Le père de trois jeunes enfants ne se dit pas encore prêt à prendre ce risque. Il doute également des résultats de ces actions.
Il faut dire qu’au Québec, encore très peu de scientifiques choisissent la voie de la désobéissance civile.
« Mais il n’y a pas une journée où je me lève en ne me demandant pas ce que je pourrais faire de plus, précise-t-il. Je comprends ces scientifiques et je salue leurs actions. Se fixer des objectifs climatiques pour 2050, c’est beaucoup trop loin. Et c’est vrai qu’on a le sentiment de ne pas être écoutés. »
Se rebeller avec son « privilège » scientifique
Les scientifiques jouissent d’une certaine notoriété dans la société. Au Québec, 90% de la population dit avoir confiance en les scientifiques, selon le Baromètre des professions 2022.
Pour Milan Bouchet-Valat, il est impératif d’utiliser cette « position privilégiée » : une fois les rapports sur les changements climatiques ou la perte de biodiversité rédigés, sortir dans les rues apparaît même comme « un devoir ».

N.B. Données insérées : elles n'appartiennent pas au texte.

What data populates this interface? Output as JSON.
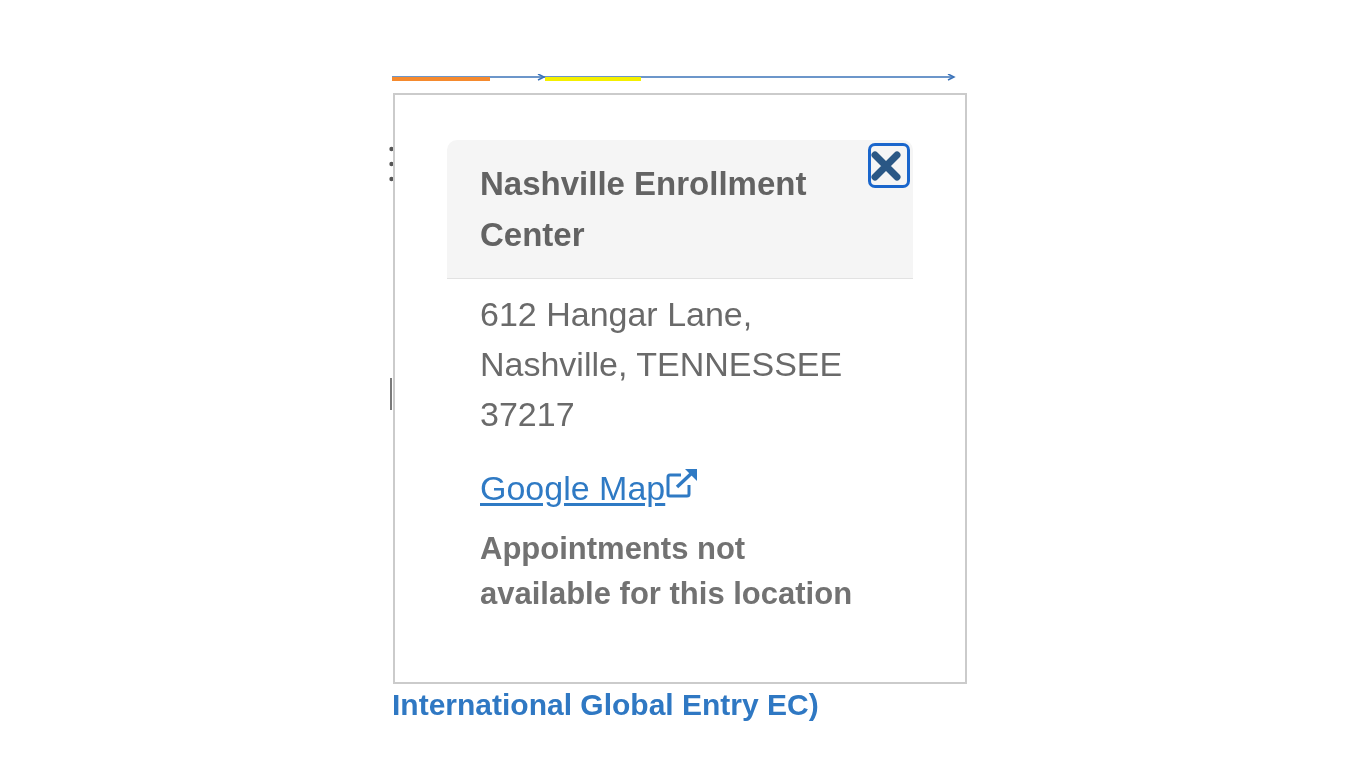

« Certains pensent qu’on a une responsabilité de porter cette parole parce qu’a priori, on est le mieux informés. On est aussi plus écouté des médias et des gouvernements, détaille-t-il. Quand on fait une action illégale, on est mieux traités par les policiers que le citoyen lambda. »
« Pour pas mal de collègues, ne pas utiliser ce pouvoir serait perçu comme une faute », ajoute le sociologue.
Les gens tendent-ils plus l’oreille lorsqu’un médecin leur explique l’impact des changements climatiques sur leur santé ? Le neurologue Stephan Botez croit que oui.
« Pour moi, c’est assez clair que j’ai le devoir d’informer les gens, confirme-t-il. On a un rôle de plus à jouer. C’est la seule façon de s’en sortir. Mais quand expliquer et informer ne semblent pas suffire, il faut user de tous les moyens pour le faire. »
C’est à ce moment que la désobéissance civile entre en jeu.
Une analyse publiée dans la revue Nature au mois d’août indique par ailleurs que près de 40% des scientifiques qui contribuent aux rapports du GIEC ont déjà signé des pétitions ou des lettres appelant à des actions plus radicales.
Pour les autres militants environnementaux issus de la société civile qui prêchent pour la désobéissance civile, le soutien des scientifiques est important.
« Quand des experts de l’ONU et du GIEC se tournent vers la désobéissance civile, ça légitimiste nos actions. Ce sont eux qui comprennent le mieux les dangers de la crise climatique, et c’est ce qu’ils proposent comme solution », assure Michèle Lavoie, 37 ans, membre du Collectif Antigone.
Son collègue Jacob Pirro, 22 ans, est aussi de cet avis.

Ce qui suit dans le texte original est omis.